Sonradan yapılan araştırmalar kimi insanların yardım etmeye daha yatkın oldukları görüşüne ağırlık veriyor. Yale Üniversitesi’nden David Rand ve arkadaşları deneklere genellikle deneysel ekonomide uygulanan yardımlaşma ve cezalandırma ile ilgili oyunlar oynattıkları yeni bir araştırma sonucunda bir oyunda işbirliği yapan deneklerin öteki oyunlarda da bu eğilimi sürdürdüklerine ve gerçekten yardımı gerektiren durumlarda da herhangi bir çıkar beklemeksizin yardım ettiklerine tanık oldular. İnsanlarda yardım etme isteği doğuran temel güdüler her alanda geçerli oluyordu.

Peki, bu güdülerin kaynağı neydi? Oliner’in elde ettiği bulgular yardım etmeye yatkın kişilerde eşitlikçi duyguların daha ağır bastığını ve bu kişilerin anne babalarının özgeci tavırlarından büyük ölçüde etkilendiklerini ortaya koyuyor. Başka bir dizi araştırma da küçük çocuklarda özgeci tavrın kaynağını erişkinlerle kurulan toplumsal ilişkilerin oluşturduğuna işaret ediyor.

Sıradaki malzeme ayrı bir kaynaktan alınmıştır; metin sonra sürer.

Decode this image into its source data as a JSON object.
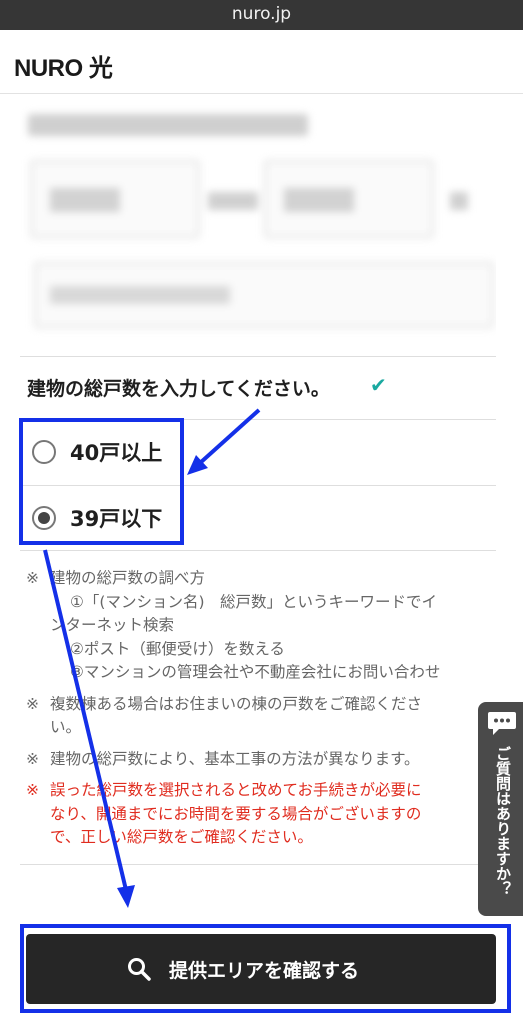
{
  "browser": {
    "url": "nuro.jp"
  },
  "header": {
    "logo": "NURO 光"
  },
  "question": {
    "label": "建物の総戸数を入力してください。",
    "check_icon": "✔"
  },
  "options": [
    {
      "label": "40戸以上",
      "selected": false
    },
    {
      "label": "39戸以下",
      "selected": true
    }
  ],
  "notes": {
    "mark": "※",
    "how_to_title": "建物の総戸数の調べ方",
    "how_to_1a": "①「(マンション名)　総戸数」というキーワードでイ",
    "how_to_1b": "ンターネット検索",
    "how_to_2": "②ポスト（郵便受け）を数える",
    "how_to_3": "③マンションの管理会社や不動産会社にお問い合わせ",
    "multi_building_a": "複数棟ある場合はお住まいの棟の戸数をご確認くださ",
    "multi_building_b": "い。",
    "construction": "建物の総戸数により、基本工事の方法が異なります。",
    "warning_a": "誤った総戸数を選択されると改めてお手続きが必要に",
    "warning_b": "なり、開通までにお時間を要する場合がございますの",
    "warning_c": "で、正しい総戸数をご確認ください。"
  },
  "cta": {
    "label": "提供エリアを確認する",
    "icon": "search-icon"
  },
  "chat": {
    "label": "ご質問はありますか？",
    "icon": "chat-bubble-icon"
  },
  "colors": {
    "accent_check": "#1aa9a0",
    "warning_text": "#e02c1f",
    "cta_bg": "#262626",
    "annotation": "#1430e8"
  }
}
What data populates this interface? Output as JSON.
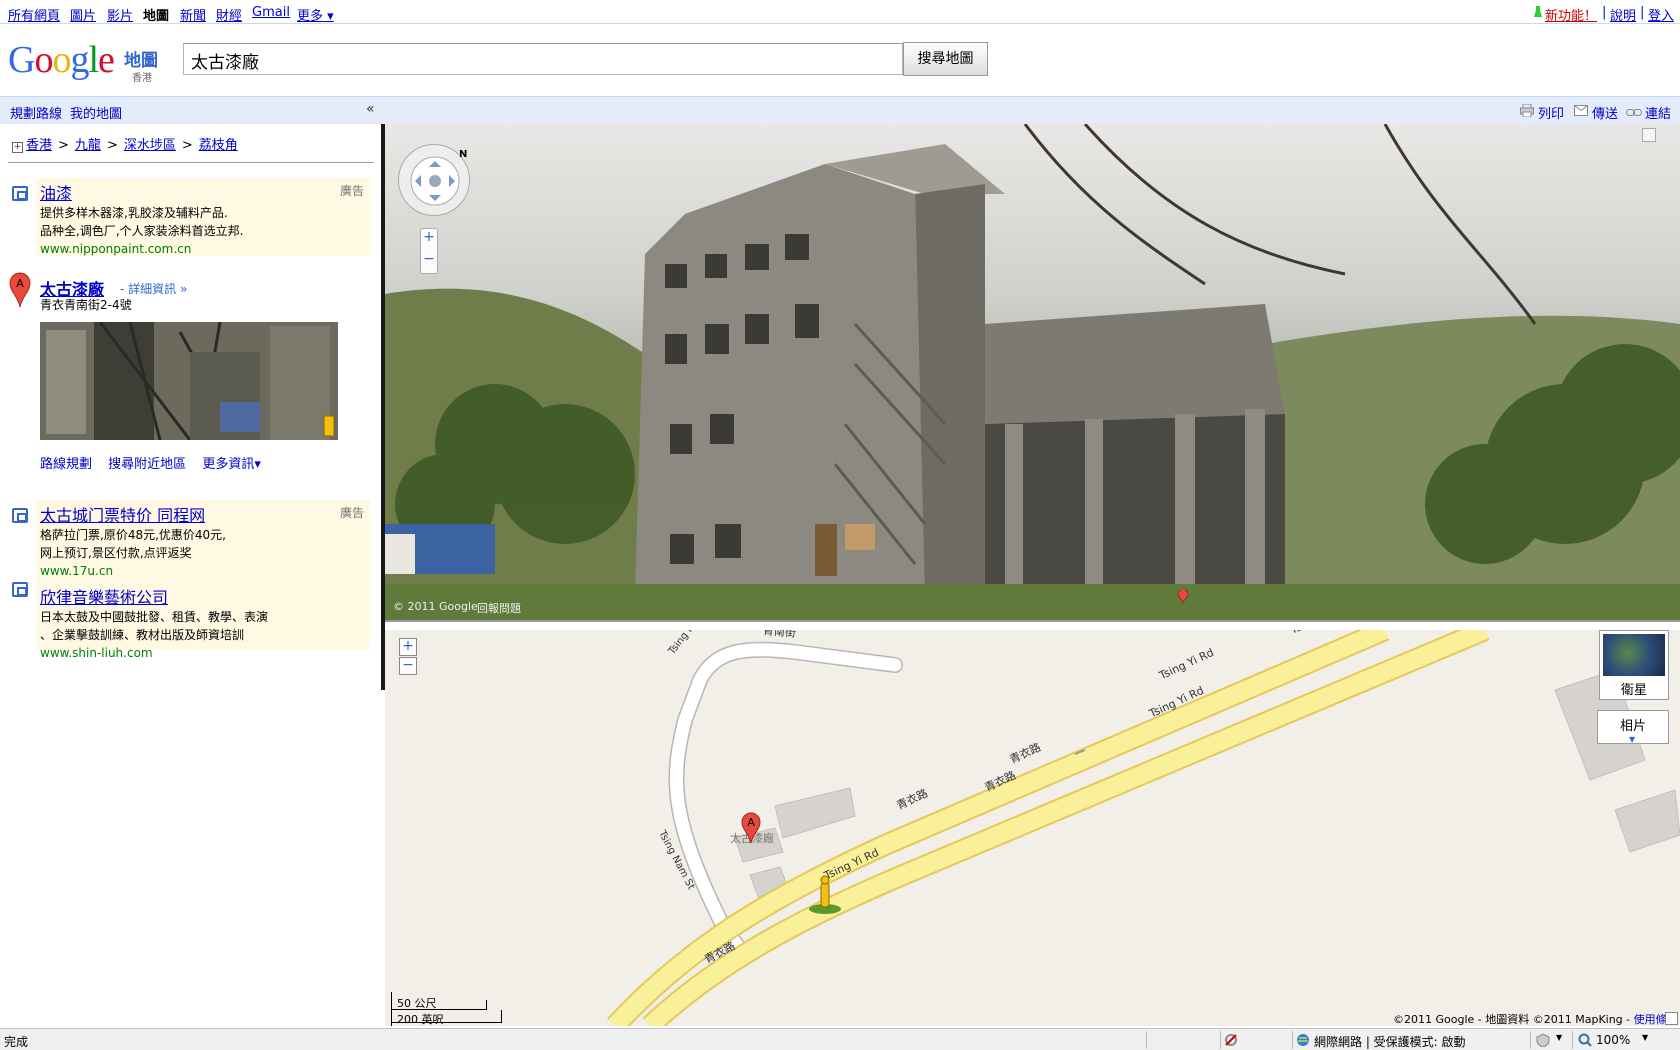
{
  "gbar": {
    "left": [
      "所有網頁",
      "圖片",
      "影片",
      "地圖",
      "新聞",
      "財經",
      "Gmail",
      "更多 ▾"
    ],
    "current": "地圖",
    "new_features": "新功能！",
    "help": "說明",
    "login": "登入"
  },
  "header": {
    "logo_text": "Google",
    "logo_product": "地圖",
    "logo_region": "香港",
    "search_value": "太古漆廠",
    "search_button": "搜尋地圖"
  },
  "panelbar": {
    "directions": "規劃路線",
    "my_maps": "我的地圖",
    "collapse": "«",
    "print": "列印",
    "send": "傳送",
    "link": "連結"
  },
  "breadcrumb": [
    "香港",
    "九龍",
    "深水埗區",
    "荔枝角"
  ],
  "ads_top": {
    "label": "廣告",
    "title": "油漆",
    "lines": [
      "提供多样木器漆,乳胶漆及辅料产品.",
      "品种全,调色厂,个人家装涂料首选立邦."
    ],
    "url": "www.nipponpaint.com.cn"
  },
  "result": {
    "marker": "A",
    "title": "太古漆廠",
    "more_info": "- 詳細資訊 »",
    "address": "青衣青南街2-4號",
    "links": [
      "路線規劃",
      "搜尋附近地區",
      "更多資訊▾"
    ]
  },
  "ads_bottom": {
    "label": "廣告",
    "items": [
      {
        "title": "太古城门票特价 同程网",
        "lines": [
          "格萨拉门票,原价48元,优惠价40元,",
          "网上预订,景区付款,点评返奖"
        ],
        "url": "www.17u.cn"
      },
      {
        "title": "欣律音樂藝術公司",
        "lines": [
          "日本太鼓及中國鼓批發、租賃、教學、表演",
          "、企業擊鼓訓練、教材出版及師資培訓"
        ],
        "url": "www.shin-liuh.com"
      }
    ]
  },
  "streetview": {
    "copyright": "© 2011 Google",
    "report": "回報問題",
    "compass": "N"
  },
  "map": {
    "satellite": "衛星",
    "photos": "相片",
    "marker": "A",
    "place_label": "太古漆廠",
    "scale_metric": "50 公尺",
    "scale_imperial": "200 英呎",
    "copyright": "©2011 Google - 地圖資料 ©2011 MapKing - ",
    "terms": "使用條款",
    "roads": {
      "qingnan_cn": "青南街",
      "tsing_nam_st": "Tsing Nam St",
      "tsing_yi_rd": "Tsing Yi Rd",
      "qingyi_cn": "青衣路"
    }
  },
  "statusbar": {
    "left": "完成",
    "zone": "網際網路 | 受保護模式: 啟動",
    "zoom": "100%"
  }
}
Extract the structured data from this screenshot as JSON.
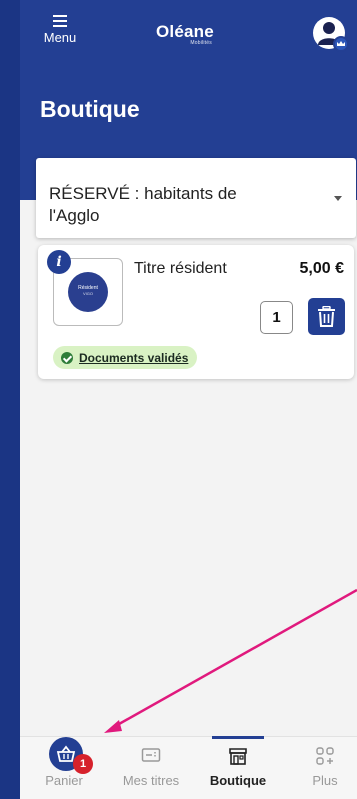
{
  "header": {
    "menu_label": "Menu",
    "logo_text": "Oléane",
    "logo_sub": "Mobilités"
  },
  "page": {
    "title": "Boutique"
  },
  "category_select": {
    "selected": "RÉSERVÉ : habitants de l'Agglo"
  },
  "cart_item": {
    "thumb_title": "Résident",
    "thumb_sub": "VIGO",
    "name": "Titre résident",
    "price": "5,00 €",
    "quantity": "1",
    "info_glyph": "i",
    "status_label": "Documents validés"
  },
  "bottom_nav": {
    "items": [
      {
        "label": "Panier",
        "icon": "basket-icon",
        "badge": "1"
      },
      {
        "label": "Mes titres",
        "icon": "ticket-icon"
      },
      {
        "label": "Boutique",
        "icon": "store-icon"
      },
      {
        "label": "Plus",
        "icon": "grid-plus-icon"
      }
    ],
    "active": "Boutique"
  },
  "colors": {
    "brand": "#233f93",
    "badge_red": "#d6212b",
    "validated_bg": "#d9f2c4",
    "annotation_arrow": "#e0197d"
  }
}
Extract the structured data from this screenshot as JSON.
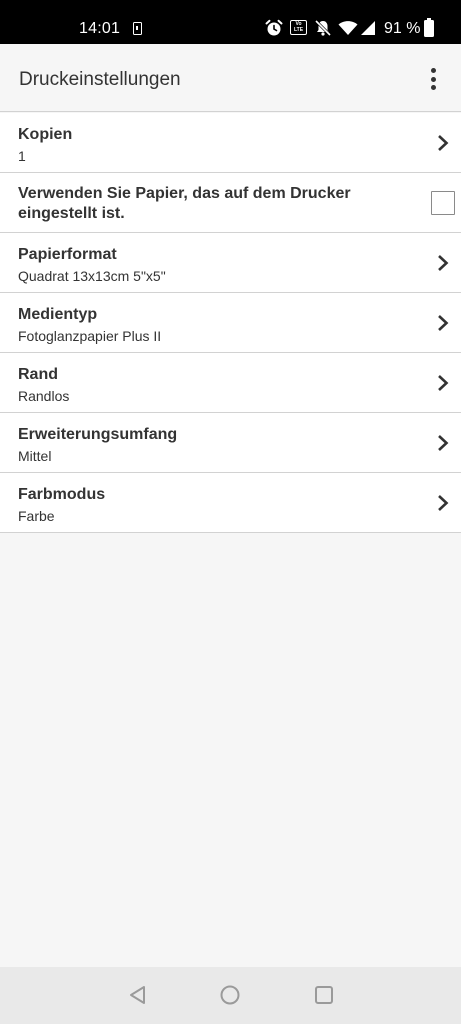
{
  "status_bar": {
    "time": "14:01",
    "battery": "91 %",
    "volte_label_top": "Vo",
    "volte_label_bottom": "LTE"
  },
  "app_bar": {
    "title": "Druckeinstellungen",
    "menu_icon": "more-vert-icon"
  },
  "settings": [
    {
      "label": "Kopien",
      "value": "1"
    },
    {
      "label": "Verwenden Sie Papier, das auf dem Drucker eingestellt ist.",
      "checked": false
    },
    {
      "label": "Papierformat",
      "value": "Quadrat 13x13cm 5\"x5\""
    },
    {
      "label": "Medientyp",
      "value": "Fotoglanzpapier Plus II"
    },
    {
      "label": "Rand",
      "value": "Randlos"
    },
    {
      "label": "Erweiterungsumfang",
      "value": "Mittel"
    },
    {
      "label": "Farbmodus",
      "value": "Farbe"
    }
  ],
  "nav_bar": {
    "icons": [
      "back-icon",
      "home-icon",
      "recents-icon"
    ]
  },
  "colors": {
    "background": "#f6f6f6",
    "row_background": "#ffffff",
    "divider": "#d2d2d2",
    "text": "#333333",
    "status_bar": "#000000",
    "nav_bar": "#e9e9e9"
  }
}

Görünüşe bakılırsa, özgeciliğin -kalıtsal mı, yoksa sonradan mı edinildiği henüz bilinmeyen- bir de dirimsel boyutu var. Georgetown Üniversitesi sinirbilim uzmanlarından Abigail Marsh önderliğindeki bir araştırma böbreğini bir yabancıya bağışlamaya gönüllü olan kişilerin sağ amigdala bölgelerinin normalden daha büyük ve daha duyarlı olduğunu ortaya koydu. Beynin bu bölgesi korkulu yüz ifadelerini tanımamıza yardımcı olur; bu da özgeci ve eşduyumun ağır bastığı kişilerin ustası oldukları bir beceri. Korkuyu tanıma ve ona tepki verme becerileri çok kötü olan ruh hastalarında sağ amigdala bölgesinin çok küçük olduğu görülüyor.

Tüm bunlar Samuel Oliner’in “özgeci kişilik” adını verdiği bir kavrama -kimi insanları sürekli olarak özgeci bir davranış sergilemeye iten yaşam boyu değişmeyen bir dizi özelliğe- işaret ediyor.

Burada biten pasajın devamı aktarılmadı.